Evliya Çelebi’den öğrenildiğine göre Fatih Sultan Mehmed’in çevresindeki bilginler ve din adamları bu cesedi yıkamak isterlerken bir ses duymuşlar; “Merhum magsüldür (yıkanmıştır) gasledilmiştir. Hemen gömünüz”. Bu cesedi tabuta koyarak Şehitler Kapısı denilen yere gömmek istemişler ancak, Ayasofya’dan çıkarken bir garip rüzgâr esmiş, bilinmez bir kuvvet cenazeye katılanları Eminönü iskelesinin olduğu yere getirmiştir. Orada bekleyen ve kimin hazırladığı bilinmeyen, küreği yelkeni olmayan bir tekne bu yolcusunu bekliyormuş. Cenazeye katılanlar tekneye yönelmişler ve tabutu içerisine koyar koymaz küreksiz ve yelkensiz tekne yola koyulmuş, bir süre gittikten sonra da Eyüp yakınında durmuştur. Orada ne zaman kazıldığı bilinmeyen bir mezardan “Ya Vedud, Ya Vedud” sözleri işitilmiştir. Bunun üzerine bütün ulema Ya Vedud’un naşını buraya gömmüşlerdir.

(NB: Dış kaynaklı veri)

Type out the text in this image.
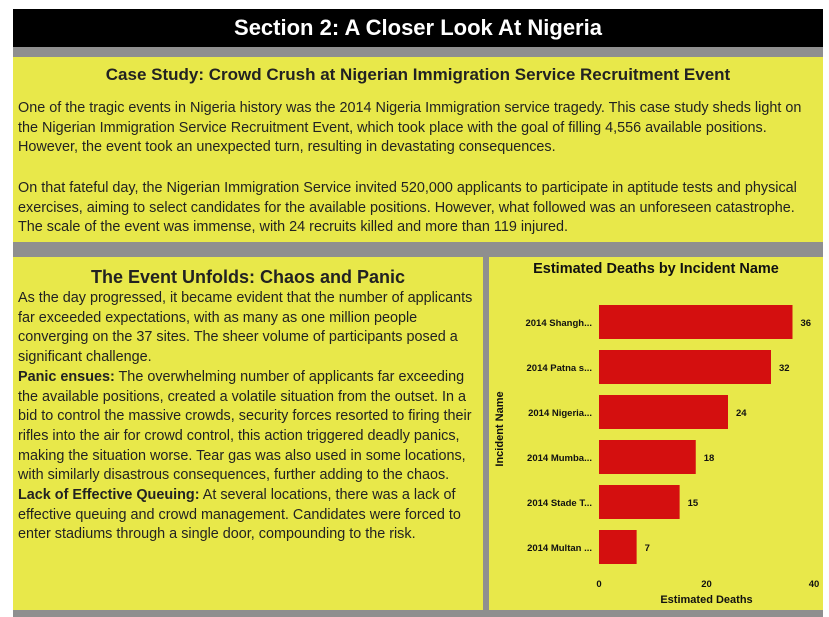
Section 2: A Closer Look At Nigeria
Case Study: Crowd Crush at Nigerian Immigration Service Recruitment Event
One of the tragic events in Nigeria history was the 2014 Nigeria Immigration service tragedy. This case study sheds light on the Nigerian Immigration Service Recruitment Event, which took place with the goal of filling 4,556 available positions. However, the event took an unexpected turn, resulting in devastating consequences.
On that fateful day, the Nigerian Immigration Service invited 520,000 applicants to participate in aptitude tests and physical exercises, aiming to select candidates for the available positions. However, what followed was an unforeseen catastrophe. The scale of the event was immense, with 24 recruits killed and more than 119 injured.
The Event Unfolds: Chaos and Panic
As the day progressed, it became evident that the number of applicants far exceeded expectations, with as many as one million people converging on the 37 sites. The sheer volume of participants posed a significant challenge.
Panic ensues: The overwhelming number of applicants far exceeding the available positions, created a volatile situation from the outset. In a bid to control the massive crowds, security forces resorted to firing their rifles into the air for crowd control, this action triggered deadly panics, making the situation worse. Tear gas was also used in some locations, with similarly disastrous consequences, further adding to the chaos.
Lack of Effective Queuing: At several locations, there was a lack of effective queuing and crowd management. Candidates were forced to enter stadiums through a single door, compounding to the risk.
2014 Shangh...	36
2014 Patna s...	32
2014 Nigeria...	24
2014 Mumba...	18
2014 Stade T...	15
2014 Multan ...	7
0	20	40
Estimated Deaths
Incident Name
Estimated Deaths by Incident Name
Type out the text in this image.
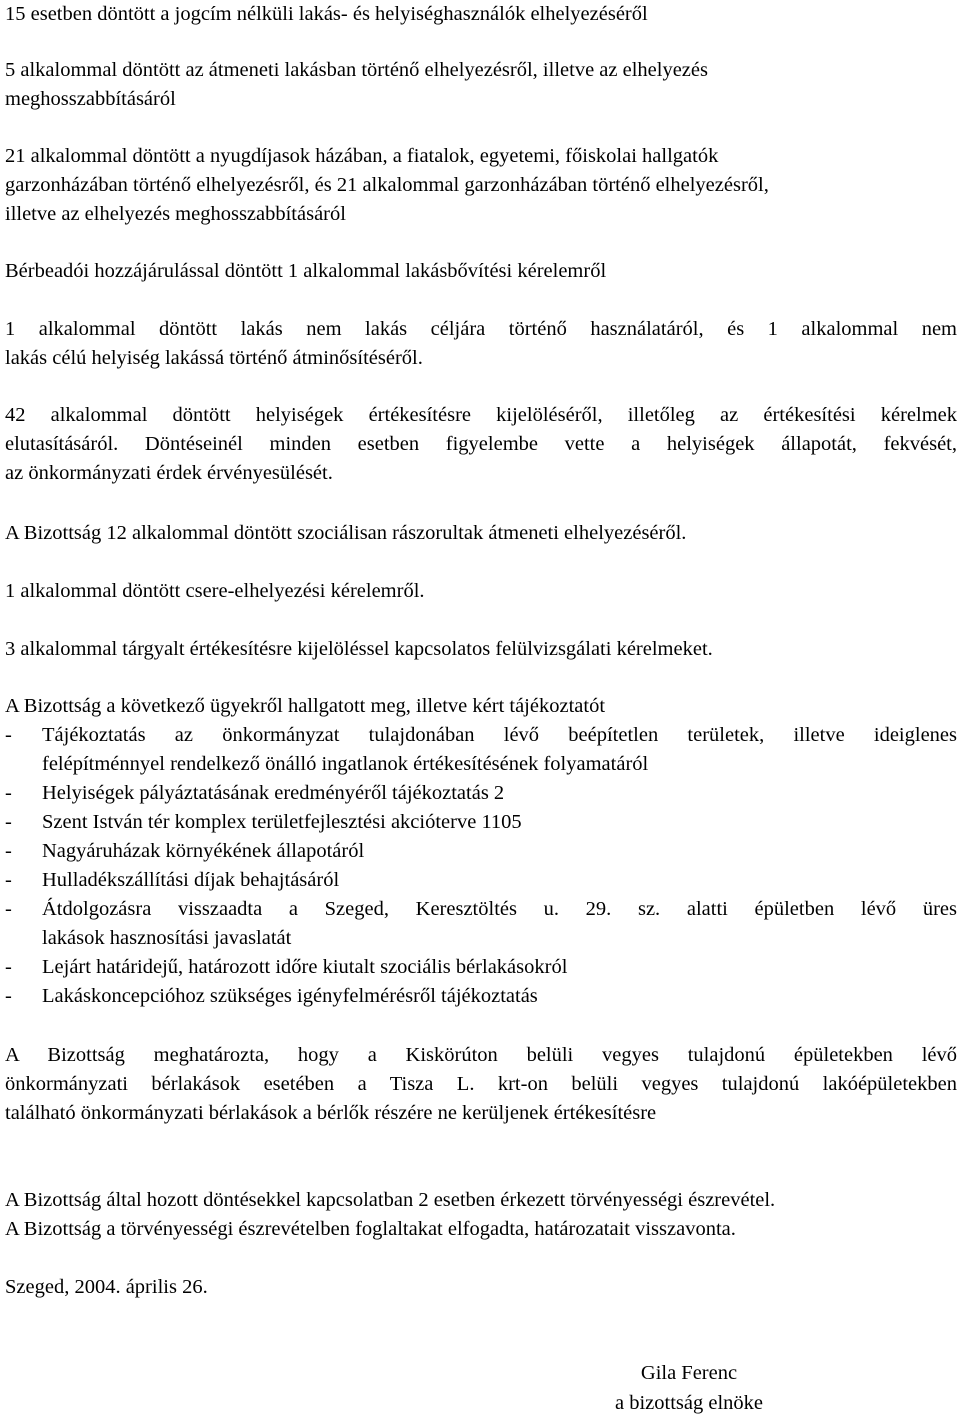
15 esetben döntött a jogcím nélküli lakás- és helyiséghasználók elhelyezéséről

5 alkalommal döntött az átmeneti lakásban történő elhelyezésről, illetve az elhelyezés

meghosszabbításáról

21 alkalommal döntött a nyugdíjasok házában, a fiatalok, egyetemi, főiskolai hallgatók

garzonházában történő elhelyezésről, és 21 alkalommal garzonházában történő elhelyezésről,

illetve az elhelyezés meghosszabbításáról

Bérbeadói hozzájárulással döntött 1 alkalommal lakásbővítési kérelemről

1 alkalommal döntött lakás nem lakás céljára történő használatáról, és 1 alkalommal nem

lakás célú helyiség lakássá történő átminősítéséről.

42 alkalommal döntött helyiségek értékesítésre kijelöléséről, illetőleg az értékesítési kérelmek

elutasításáról. Döntéseinél minden esetben figyelembe vette a helyiségek állapotát, fekvését,

az önkormányzati érdek érvényesülését.

A Bizottság 12 alkalommal döntött szociálisan rászorultak átmeneti elhelyezéséről.

1 alkalommal döntött csere-elhelyezési kérelemről.

3 alkalommal tárgyalt értékesítésre kijelöléssel kapcsolatos felülvizsgálati kérelmeket.

A Bizottság a következő ügyekről hallgatott meg, illetve kért tájékoztatót

- Tájékoztatás az önkormányzat tulajdonában lévő beépítetlen területek, illetve ideiglenes
felépítménnyel rendelkező önálló ingatlanok értékesítésének folyamatáról
- Helyiségek pályáztatásának eredményéről tájékoztatás 2
- Szent István tér komplex területfejlesztési akcióterve 1105
- Nagyáruházak környékének állapotáról
- Hulladékszállítási díjak behajtásáról
- Átdolgozásra visszaadta a Szeged, Keresztöltés u. 29. sz. alatti épületben lévő üres
lakások hasznosítási javaslatát
- Lejárt határidejű, határozott időre kiutalt szociális bérlakásokról
- Lakáskoncepcióhoz szükséges igényfelmérésről tájékoztatás

A Bizottság meghatározta, hogy a Kiskörúton belüli vegyes tulajdonú épületekben lévő

önkormányzati bérlakások esetében a Tisza L. krt-on belüli vegyes tulajdonú lakóépületekben

található önkormányzati bérlakások a bérlők részére ne kerüljenek értékesítésre

A Bizottság által hozott döntésekkel kapcsolatban 2 esetben érkezett törvényességi észrevétel.

A Bizottság a törvényességi észrevételben foglaltakat elfogadta, határozatait visszavonta.

Szeged, 2004. április 26.

Gila Ferenc
a bizottság elnöke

İstanbul Kadısı Hızır Bey de bu olayı kütük ve sicil defterine kaydetmiştir.
Ya Vedud Türbesi’nin ilk yapımı ile ilgili bilgiler oldukça sınırlıdır. Sultan Abdülaziz’in son yıllarında annesi Pertevniyal Valide Sultan tarafından taş bir seddin üzerine bu türbe yaptırılmıştır. Kesme taştan kare planlı, ahşap çatılı türbe yuvarlak kemerli dokuz pencere ile aydınlatılmıştır. Demir kapısı üzerinde onarım kitabesine yer verilmiştir.
Kitabe:
Cennet mekân Sultan Abdülaziz Han Hazretlerinin Ruh-u şerifleri için Valide-i muhteremeleri itmam ve mamur eyledi. 1292 (1875).
Türbenin iki penceresi arasında bir başka kitabe daha bulunmaktadır:
Fatih Sultan Mehmed Han-ı Gazi ile beraber
Teşrif eden Ayasofya Cami-i Şerifinde
Kerameti zuhur eden Eş-Şeyh Abd’ül Vedud.
Türbenin ön cephesindeki pencere üzerinde de; “Merkad-i Münevver-i Hazreti Abd’ül Vedud 1272 (1875)” yazılıdır.
Ya Vedud Türbesi içerisinde dört sanduka bulunmaktadır. Bunlardan ortadaki büyük ahşap sanduka Ya Vedud’a aittir. Sol tarafındaki iki mezarın şahideleri üzerinde de “Rıhlet itdi dar-ı dünyadan şehidet ile o pir” yazısı bulunmaktadır. Bu mezarın Şah Çavuş Mustafa Bin Ali’ye ait olduğu bilinmektedir. Diğer sandukaların kime ait oldukları konusunda bilgi bulunmamaktadır. Türbenin haziresinde Sikkeli Derviş İbrahim Efendi’nin (1782), Suriye Vilayeti Defterdarı Salim Efendi’nin (1896), Dersaadet İstinaf Mahkemesi Azası Nazım Bey’in (1901), Haliç Dersaadet Vapurları Kâtibi İlhac İsmail Hakkı Efendi’nin (1905) mezarları bulunmaktadır.